Die Intelligence Community hatte zum Verfassungstag immer ein unterkühltes Verhältnis gehabt: Ihre Beteiligung beschränkte sich in der Regel darauf, eine dürre E-Mail in Umlauf zu bringen, die von den Presseabteilungen der Behörden entworfen wurde und die Unterschrift des jeweiligen Direktors trug: außerdem wurde in einer abgelegenen Ecke der Cafeteria ein trostloser kleiner Tisch aufgebaut. Darauf lagen einige kostenlose Exemplare der Verfassung, gedruckt, gebunden und der Regierung gestiftet von den freundlichen. großzügigen Rattenfängern des Cato Institute oder der Heritage Foundation. Die Intelligence Community selbst hatte nur in den seltensten Fällen ein Interesse daran, einen Teil ihrer eigenen Milliarden aufzuwenden, um mittels zusammengehefteter Papierstapel die bürgerlichen Freiheiten zu propagieren.

Dem Personal schien es egal zu sein: Soweit ich weiß, nahm an den sieben Verfassungstagen, an denen ich in der Intelligence Community war, niemand außer mir selbst ein Exemplar vom Tisch. Da ich Ironie fast ebenso liebe wie Gratisgeschenke, nahm ich mir immer mehrere Exemplare, eines für mich selbst, die anderen, um sie auf den Arbeitsplätzen meiner Kollegen zu verteilen. Mein Exemplar lehnte am Zauberwürfel auf meinem Schreibtisch, und eine zeitlang machte ich es mir zur Gewohnheit, beim Mittagessen darin zu lesen. Dabei bemühte ich mich, kein Fett von einem der trostlosen Pizzastücke der Cafeteria auf „We the people“ tropfen zu lassen.

Ich las die Verfassung unter anderem deshalb so gern, weil sie großartige Ideen enthält, aber auch, weil es gute Prosa ist; vor allem aber, weil es meine Kollegen wahnsinnig machte. In einem Büro, in dem man alles, was man ausgedruckt hat, nach der Lektüre in den Reißwolf werfen muss, fiel es immer irgendjemandem auf, wenn gedruckte Seiten auf einem Schreibtisch lagen. Sie fragten: „Was hast Du denn da?“ »Die Verfassung.«

Dann zogen sie ein Gesicht und traten langsam den Rückzug an.

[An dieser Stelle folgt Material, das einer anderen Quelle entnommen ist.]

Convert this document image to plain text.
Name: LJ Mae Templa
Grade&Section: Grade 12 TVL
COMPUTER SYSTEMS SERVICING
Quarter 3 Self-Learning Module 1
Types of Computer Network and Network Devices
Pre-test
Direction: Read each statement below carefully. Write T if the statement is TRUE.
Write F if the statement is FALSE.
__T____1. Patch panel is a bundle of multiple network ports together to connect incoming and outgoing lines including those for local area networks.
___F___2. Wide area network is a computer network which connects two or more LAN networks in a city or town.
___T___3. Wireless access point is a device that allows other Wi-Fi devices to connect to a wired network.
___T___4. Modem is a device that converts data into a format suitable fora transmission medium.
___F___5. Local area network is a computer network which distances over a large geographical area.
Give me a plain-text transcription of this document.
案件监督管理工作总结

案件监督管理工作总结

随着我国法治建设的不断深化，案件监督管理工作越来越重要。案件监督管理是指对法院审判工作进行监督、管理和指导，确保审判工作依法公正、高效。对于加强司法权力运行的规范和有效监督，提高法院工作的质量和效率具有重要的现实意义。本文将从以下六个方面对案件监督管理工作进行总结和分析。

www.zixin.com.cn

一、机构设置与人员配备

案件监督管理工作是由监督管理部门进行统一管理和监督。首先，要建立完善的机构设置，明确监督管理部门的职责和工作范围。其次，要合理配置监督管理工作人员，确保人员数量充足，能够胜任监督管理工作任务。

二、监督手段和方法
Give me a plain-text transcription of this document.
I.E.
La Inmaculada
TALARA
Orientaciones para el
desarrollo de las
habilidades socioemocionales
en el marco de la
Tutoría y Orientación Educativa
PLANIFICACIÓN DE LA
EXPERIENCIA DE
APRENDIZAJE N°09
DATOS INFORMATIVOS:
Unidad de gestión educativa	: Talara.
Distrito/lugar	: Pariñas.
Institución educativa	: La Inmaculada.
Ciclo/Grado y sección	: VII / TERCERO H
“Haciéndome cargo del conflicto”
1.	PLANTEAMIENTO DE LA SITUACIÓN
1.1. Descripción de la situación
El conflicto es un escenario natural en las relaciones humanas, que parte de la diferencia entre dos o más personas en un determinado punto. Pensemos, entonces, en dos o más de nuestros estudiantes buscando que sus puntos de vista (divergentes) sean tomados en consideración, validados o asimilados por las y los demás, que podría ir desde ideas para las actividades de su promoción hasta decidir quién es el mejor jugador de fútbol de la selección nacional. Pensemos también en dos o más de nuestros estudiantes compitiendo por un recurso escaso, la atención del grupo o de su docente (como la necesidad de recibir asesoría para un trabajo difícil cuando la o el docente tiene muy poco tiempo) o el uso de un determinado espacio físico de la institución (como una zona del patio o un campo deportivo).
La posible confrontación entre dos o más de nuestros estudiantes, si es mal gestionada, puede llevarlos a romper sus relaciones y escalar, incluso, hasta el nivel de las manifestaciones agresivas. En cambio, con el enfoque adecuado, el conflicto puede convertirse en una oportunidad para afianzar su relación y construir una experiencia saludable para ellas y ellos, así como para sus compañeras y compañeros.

Am Verfassungstag 2012 nahm ich mir das Dokument ernsthaft vor. Ich hatte es in den Jahren zuvor noch nicht ganz gelesen, aber zu meiner Freude stellte ich fest, dass ich die Präambel noch auswendig kannte. Jetzt jedoch las ich sie in voller Länge, von den Artikeln bis zu den Zusätzen. Zu meiner Überraschung wurde ich daran erinnert, dass die Hälfte der zehn Verfassungszusätze, der Bill of Rights, das Ziel hatten, die Strafverfolgung zu erschweren. Der vierte, fünfte, sechste, siebte und achte Verfassungszusatz waren absichtlich und mit Sorgfalt so gestaltet, dass sie Behinderungen schufen und die Möglichkeiten der Regierung, ihre Macht auszuüben und Überwachung zu betreiben, eingrenzten.

Dies gilt insbesondere für den vierten Zusatz, der die Menschen und ihr Eigentum vor staatlicher Kontrolle schützt: Das Recht des Volkes auf Sicherheit der Person und der Wohnung, der Urkunden und des Eigentums, vor willkürlicher Durchsuchung, Verhaftung und Beschlagnahme darf nicht verletzt werden, und Haussuchungs- und Haftbefehle dürfen nur bei Vorliegen eines eidlich oder eidesstattlich erhärteten Rechtsgrundes ausgestellt werden und müssen die zu durchsuchende Örtlichkeit und die in Gewahrsam zu nehmenden Personen oder Gegenstände genau bezeichnen.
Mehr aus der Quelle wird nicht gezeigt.